Situado no coração de Java, Borobudur recebe três milhões e meio de visitantes por ano. O monumento conta com mais de 2600 painéis narrativos esculpidos em baixo-relevo, que totalizam 5 km, é construído com cerca de 2 milhões de blocos de pedra e alberga mais de 500 estátuas de Buda. Para se ter uma noção, recebe sete vezes mais visitantes do que o Mosteiro da Batalha.
“Há um mês, realizei a primeira exposição de sempre na história do templo de Borobudur, que tem 1200 anos. Desde que há registo, nunca nenhuma exposição de arte foi feita lá. Esta foi a primeira exposição oficial de pintura em toda a história do templo.” — assinala Nelson Ferreira.
Visivelmente emocionado, acrescenta:
“Foi uma honra ser o primeiro artista a pintar um templo tão imponente e importante a nível internacional. E ser português deixou-me ainda mais feliz. Eu não represento apenas a mim: represento Portugal no estrangeiro. É um marco absolutamente histórico, porque Borobudur é um monumento à escala mundial, uma das maravilhas do mundo. O que me aconteceu depois de expor lá foi uma sensação de felicidade extrema, algo verdadeiramente extraordinário.”

“Nomearam-me representante deste templo em Angkor Wat, ou seja, fui para o Camboja representar o templo de Borobudur” — explica Nelson Ferreira.
No templo de Angkor Wat, no Camboja, “estive a fazer exatamente o mesmo: criar as minhas pinturas, tal como fiz em Borobudur. Usei a técnica PlatiGleam, uma pintura que só pode ser devidamente vista no escuro. São obras em que a imagem aparece e desaparece consoante o ângulo da luz” — acrescenta.
A chuva, tanto no Camboja como na Indonésia, dificultou o trabalho do artista, mas nem isso o demoveu. A exposição realizou-se mesmo assim, com algumas pinturas ainda molhadas, mas, como se diz na gíria anglófona, the show must go on.
“Estive a pintar três templos na Indonésia: Borobudur, o maior templo budista do mundo; Prambanan, também património da humanidade e o segundo maior templo hindu fora da Índia; e, finalmente, Sewu, o meu preferido” — relata.
Sobre Sewu, sublinha que “para mim, tem uma carga mística mais intensa”. Durante um mês, Nelson pintou estes templos à noite, especialmente iluminados por uma equipa contratada pelo ministério da cultura indonésio, para tornar possível o seu trabalho durante a noite.
Quanto tempo demorou a pintar cada templo?

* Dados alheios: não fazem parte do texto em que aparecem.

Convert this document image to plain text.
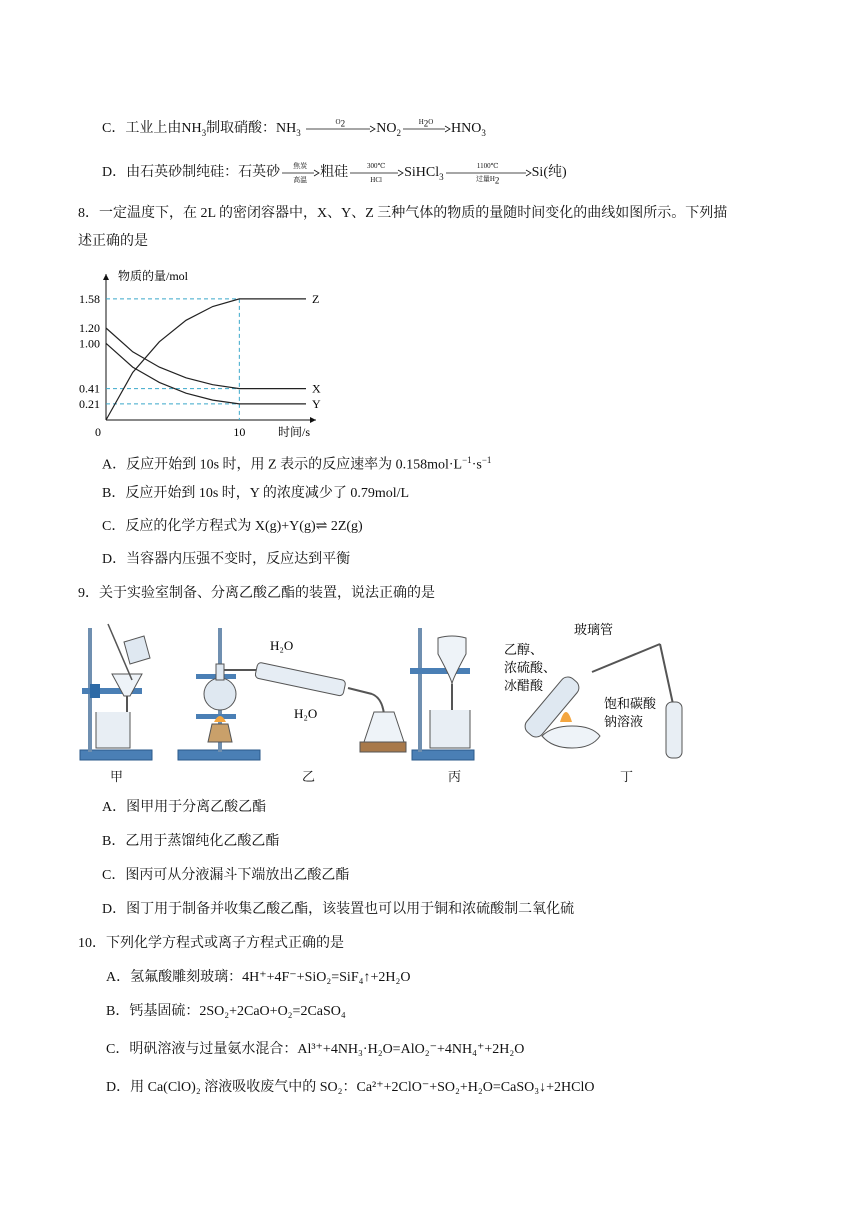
C．工业上由$NH_3$制取硝酸：$NH_3$
$O_2$	$NO_2$
$H_2O$	$HNO_3$
D．由石英砂制纯硅：石英砂	焦炭
高温 粗硅	300℃
HCl	SiHCl$_3$
1100℃
过量$H_2$	Si(纯)
8．一定温度下，在 2L 的密闭容器中，X、Y、Z 三种气体的物质的量随时间变化的曲线如图所示。下列描
述正确的是
物质的量/mol
时间/s
0.21
0.41
1.00
1.20
1.58
0	10
Z
X
Y
A．反应开始到 10s 时，用 Z 表示的反应速率为 $0.158mol\cdot L^{-1}\cdot s^{-1}$
B．反应开始到 10s 时，Y 的浓度减少了 0.79mol/L
C．反应的化学方程式为 X(g)+Y(g)⇌ 2Z(g)
D．当容器内压强不变时，反应达到平衡
9．关于实验室制备、分离乙酸乙酯的装置，说法正确的是
H₂O
H₂O
玻璃管
乙醇、
浓硫酸、
冰醋酸
饱和碳酸
钠溶液
甲	乙	丙	丁
A．图甲用于分离乙酸乙酯
B．乙用于蒸馏纯化乙酸乙酯
C．图丙可从分液漏斗下端放出乙酸乙酯
D．图丁用于制备并收集乙酸乙酯，该装置也可以用于铜和浓硫酸制二氧化硫
10．下列化学方程式或离子方程式正确的是
A．氢氟酸雕刻玻璃：4H⁺+4F⁻+SiO₂=SiF₄↑+2H₂O
B．钙基固硫：2SO₂+2CaO+O₂=2CaSO₄
C．明矾溶液与过量氨水混合：Al³⁺+4NH₃·H₂O=AlO₂⁻+4NH₄⁺+2H₂O
D．用 Ca(ClO)₂ 溶液吸收废气中的 SO₂：Ca²⁺+2ClO⁻+SO₂+H₂O=CaSO₃↓+2HClO
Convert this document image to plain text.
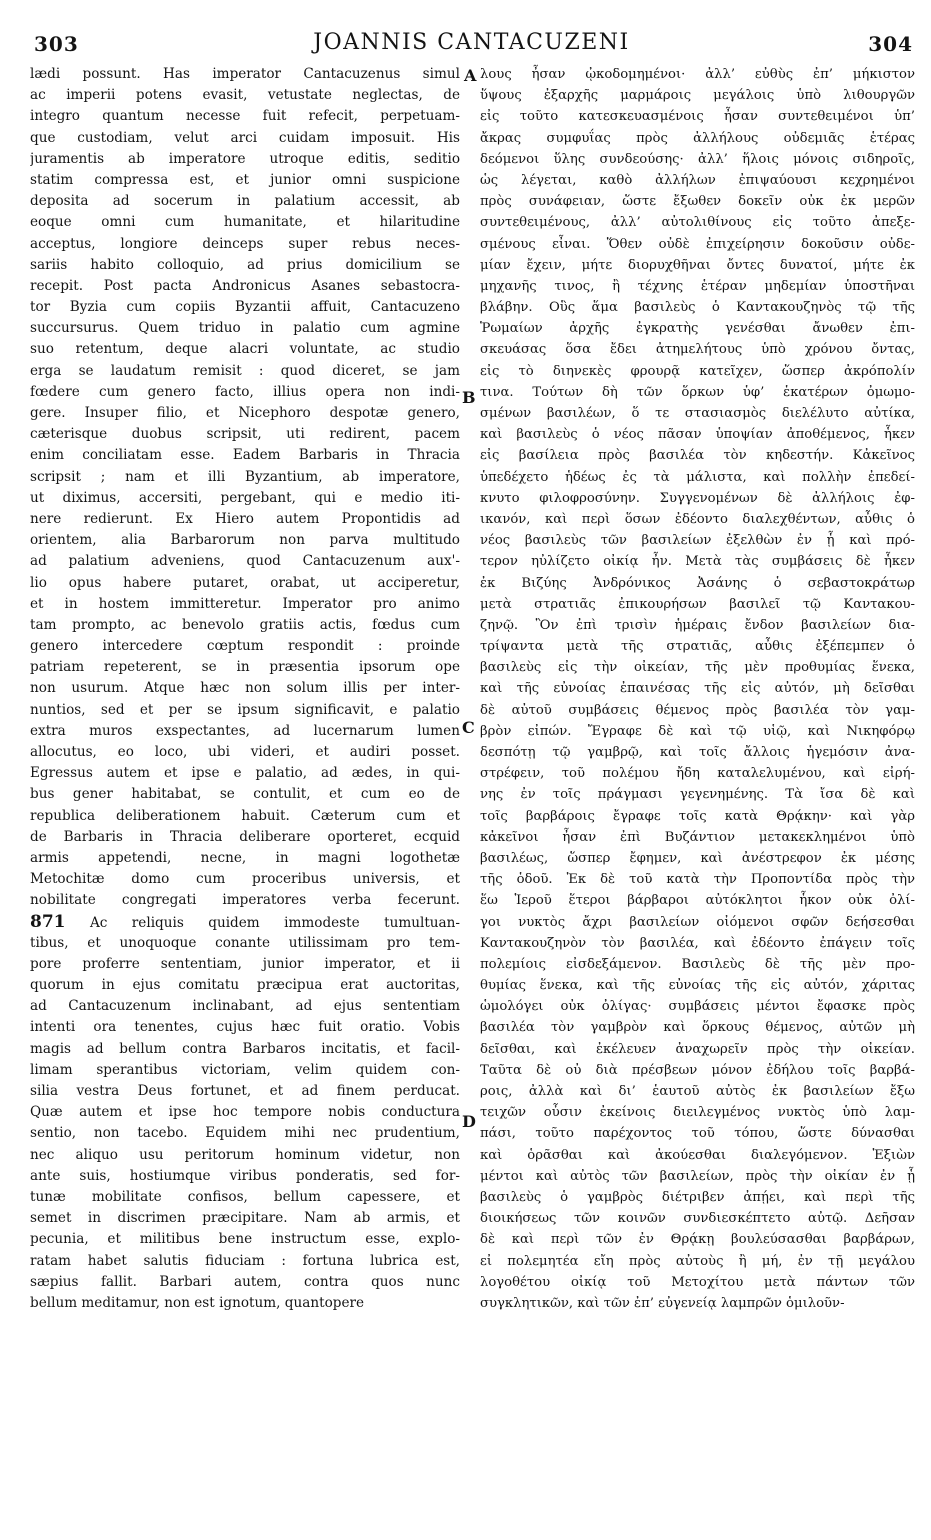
303	JOANNIS CANTACUZENI	304
lædi possunt. Has imperator Cantacuzenus simul
ac imperii potens evasit, vetustate neglectas, de
integro quantum necesse fuit refecit, perpetuam-
que custodiam, velut arci cuidam imposuit. His
juramentis ab imperatore utroque editis, seditio
statim compressa est, et junior omni suspicione
deposita ad socerum in palatium accessit, ab
eoque omni cum humanitate, et hilaritudine
acceptus, longiore deinceps super rebus neces-
sariis habito colloquio, ad prius domicilium se
recepit. Post pacta Andronicus Asanes sebastocra-
tor Byzia cum copiis Byzantii affuit, Cantacuzeno
succursurus. Quem triduo in palatio cum agmine
suo retentum, deque alacri voluntate, ac studio
erga se laudatum remisit : quod diceret, se jam
fœdere cum genero facto, illius opera non indi-
gere. Insuper filio, et Nicephoro despotæ genero,
cæterisque duobus scripsit, uti redirent, pacem
enim conciliatam esse. Eadem Barbaris in Thracia
scripsit ; nam et illi Byzantium, ab imperatore,
ut diximus, accersiti, pergebant, qui e medio iti-
nere redierunt. Ex Hiero autem Propontidis ad
orientem, alia Barbarorum non parva multitudo
ad palatium adveniens, quod Cantacuzenum aux'-
lio opus habere putaret, orabat, ut acciperetur,
et in hostem immitteretur. Imperator pro animo
tam prompto, ac benevolo gratiis actis, fœdus cum
genero intercedere cœptum respondit : proinde
patriam repeterent, se in præsentia ipsorum ope
non usurum. Atque hæc non solum illis per inter-
nuntios, sed et per se ipsum significavit, e palatio
extra muros exspectantes, ad lucernarum lumen
allocutus, eo loco, ubi videri, et audiri posset.
Egressus autem et ipse e palatio, ad ædes, in qui-
bus gener habitabat, se contulit, et cum eo de
republica deliberationem habuit. Cæterum cum et
de Barbaris in Thracia deliberare oporteret, ecquid
armis appetendi, necne, in magni logothetæ
Metochitæ domo cum proceribus universis, et
nobilitate congregati imperatores verba fecerunt.
871 Ac reliquis quidem immodeste tumultuan-
tibus, et unoquoque conante utilissimam pro tem-
pore proferre sententiam, junior imperator, et ii
quorum in ejus comitatu præcipua erat auctoritas,
ad Cantacuzenum inclinabant, ad ejus sententiam
intenti ora tenentes, cujus hæc fuit oratio. Vobis
magis ad bellum contra Barbaros incitatis, et facil-
limam sperantibus victoriam, velim quidem con-
silia vestra Deus fortunet, et ad finem perducat.
Quæ autem et ipse hoc tempore nobis conductura
sentio, non tacebo. Equidem mihi nec prudentium,
nec aliquo usu peritorum hominum videtur, non
ante suis, hostiumque viribus ponderatis, sed for-
tunæ mobilitate confisos, bellum capessere, et
semet in discrimen præcipitare. Nam ab armis, et
pecunia, et militibus bene instructum esse, explo-
ratam habet salutis fiduciam : fortuna lubrica est,
sæpius fallit. Barbari autem, contra quos nunc
bellum meditamur, non est ignotum, quantopere
A
B
C
D
λους ἦσαν ᾠκοδομημένοι· ἀλλ’ εὐθὺς ἐπ’ μήκιστον
ὕψους ἐξαρχῆς μαρμάροις μεγάλοις ὑπὸ λιθουργῶν
εἰς τοῦτο κατεσκευασμένοις ἦσαν συντεθειμένοι ὑπ’
ἄκρας συμφυΐας πρὸς ἀλλήλους οὐδεμιᾶς ἑτέρας
δεόμενοι ὕλης συνδεούσης· ἀλλ’ ἥλοις μόνοις σιδηροῖς,
ὡς λέγεται, καθὸ ἀλλήλων ἐπιψαύουσι κεχρημένοι
πρὸς συνάφειαν, ὥστε ἔξωθεν δοκεῖν οὐκ ἐκ μερῶν
συντεθειμένους, ἀλλ’ αὐτολιθίνους εἰς τοῦτο ἀπεξε-
σμένους εἶναι. Ὅθεν οὐδὲ ἐπιχείρησιν δοκοῦσιν οὐδε-
μίαν ἔχειν, μήτε διορυχθῆναι ὄντες δυνατοί, μήτε ἐκ
μηχανῆς τινος, ἢ τέχνης ἑτέραν μηδεμίαν ὑποστῆναι
βλάβην. Οὓς ἅμα βασιλεὺς ὁ Καντακουζηνὸς τῷ τῆς
Ῥωμαίων ἀρχῆς ἐγκρατὴς γενέσθαι ἄνωθεν ἐπι-
σκευάσας ὅσα ἔδει ἀτημελήτους ὑπὸ χρόνου ὄντας,
εἰς τὸ διηνεκὲς φρουρᾷ κατεῖχεν, ὥσπερ ἀκρόπολίν
τινα. Τούτων δὴ τῶν ὅρκων ὑφ’ ἑκατέρων ὀμωμο-
σμένων βασιλέων, ὅ τε στασιασμὸς διελέλυτο αὐτίκα,
καὶ βασιλεὺς ὁ νέος πᾶσαν ὑποψίαν ἀποθέμενος, ἧκεν
εἰς βασίλεια πρὸς βασιλέα τὸν κηδεστήν. Κἀκεῖνος
ὑπεδέχετο ἡδέως ἐς τὰ μάλιστα, καὶ πολλὴν ἐπεδεί-
κνυτο φιλοφροσύνην. Συγγενομένων δὲ ἀλλήλοις ἐφ-
ικανόν, καὶ περὶ ὅσων ἐδέοντο διαλεχθέντων, αὖθις ὁ
νέος βασιλεὺς τῶν βασιλείων ἐξελθὼν ἐν ᾗ καὶ πρό-
τερον ηὐλίζετο οἰκίᾳ ἦν. Μετὰ τὰς συμβάσεις δὲ ἧκεν
ἐκ Βιζύης Ἀνδρόνικος Ἀσάνης ὁ σεβαστοκράτωρ
μετὰ στρατιᾶς ἐπικουρήσων βασιλεῖ τῷ Καντακου-
ζηνῷ. Ὃν ἐπὶ τρισὶν ἡμέραις ἔνδον βασιλείων δια-
τρίψαντα μετὰ τῆς στρατιᾶς, αὖθις ἐξέπεμπεν ὁ
βασιλεὺς εἰς τὴν οἰκείαν, τῆς μὲν προθυμίας ἕνεκα,
καὶ τῆς εὐνοίας ἐπαινέσας τῆς εἰς αὐτόν, μὴ δεῖσθαι
δὲ αὐτοῦ συμβάσεις θέμενος πρὸς βασιλέα τὸν γαμ-
βρὸν εἰπών. Ἔγραφε δὲ καὶ τῷ υἱῷ, καὶ Νικηφόρῳ
δεσπότῃ τῷ γαμβρῷ, καὶ τοῖς ἄλλοις ἡγεμόσιν ἀνα-
στρέφειν, τοῦ πολέμου ἤδη καταλελυμένου, καὶ εἰρή-
νης ἐν τοῖς πράγμασι γεγενημένης. Τὰ ἴσα δὲ καὶ
τοῖς βαρβάροις ἔγραφε τοῖς κατὰ Θρᾴκην· καὶ γὰρ
κἀκεῖνοι ἦσαν ἐπὶ Βυζάντιον μετακεκλημένοι ὑπὸ
βασιλέως, ὥσπερ ἔφημεν, καὶ ἀνέστρεφον ἐκ μέσης
τῆς ὁδοῦ. Ἐκ δὲ τοῦ κατὰ τὴν Προποντίδα πρὸς τὴν
ἕω Ἱεροῦ ἕτεροι βάρβαροι αὐτόκλητοι ἧκον οὐκ ὀλί-
γοι νυκτὸς ἄχρι βασιλείων οἰόμενοι σφῶν δεήσεσθαι
Καντακουζηνὸν τὸν βασιλέα, καὶ ἐδέοντο ἐπάγειν τοῖς
πολεμίοις εἰσδεξάμενον. Βασιλεὺς δὲ τῆς μὲν προ-
θυμίας ἕνεκα, καὶ τῆς εὐνοίας τῆς εἰς αὐτόν, χάριτας
ὡμολόγει οὐκ ὀλίγας· συμβάσεις μέντοι ἔφασκε πρὸς
βασιλέα τὸν γαμβρὸν καὶ ὅρκους θέμενος, αὐτῶν μὴ
δεῖσθαι, καὶ ἐκέλευεν ἀναχωρεῖν πρὸς τὴν οἰκείαν.
Ταῦτα δὲ οὐ διὰ πρέσβεων μόνον ἐδήλου τοῖς βαρβά-
ροις, ἀλλὰ καὶ δι’ ἑαυτοῦ αὐτὸς ἐκ βασιλείων ἔξω
τειχῶν οὖσιν ἐκείνοις διειλεγμένος νυκτὸς ὑπὸ λαμ-
πάσι, τοῦτο παρέχοντος τοῦ τόπου, ὥστε δύνασθαι
καὶ ὁρᾶσθαι καὶ ἀκούεσθαι διαλεγόμενον. Ἐξιὼν
μέντοι καὶ αὐτὸς τῶν βασιλείων, πρὸς τὴν οἰκίαν ἐν ᾗ
βασιλεὺς ὁ γαμβρὸς διέτριβεν ἀπῄει, καὶ περὶ τῆς
διοικήσεως τῶν κοινῶν συνδιεσκέπτετο αὐτῷ. Δεῆσαν
δὲ καὶ περὶ τῶν ἐν Θρᾴκῃ βουλεύσασθαι βαρβάρων,
εἰ πολεμητέα εἴη πρὸς αὐτοὺς ἢ μή, ἐν τῇ μεγάλου
λογοθέτου οἰκίᾳ τοῦ Μετοχίτου μετὰ πάντων τῶν
συγκλητικῶν, καὶ τῶν ἐπ’ εὐγενείᾳ λαμπρῶν ὁμιλοῦν-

Esteve a pintar durante sete noites em cada templo, ao longo de um mês. Foi o primeiro e único artista, em toda a história destes monumentos, a concretizar tal feito. O processo foi documentado pelo cineasta Yuri Chernikov que, depois de ter filmado Nelson no Mosteiro da Batalha em 2023, voou agora de propósito de Portugal para registar esses momentos na Indonésia. Tratou-se de obras noturnas, de carácter inédito, que contaram com o apoio técnico do governo indonésio — um apoio que, segundo o artista, nunca teria recebido em Portugal ou na Europa. Foram mesmo mobilizadas equipas especializadas de iluminação, dignas de um filme de Hollywood, para valorizar os templos e tornar possível pintá-los à noite.
“O mundo está a mudar”, afirma o pintor. “Quando começamos a viajar, apercebemo-nos de que as coisas estão realmente a mudar — o que é fenomenal. É como se, por exemplo, iluminassem o Mosteiro dos Jerónimos de propósito, apenas para que um pintor pudesse trabalhar nesse monumento à noite!” — sublinha Nelson Ferreira.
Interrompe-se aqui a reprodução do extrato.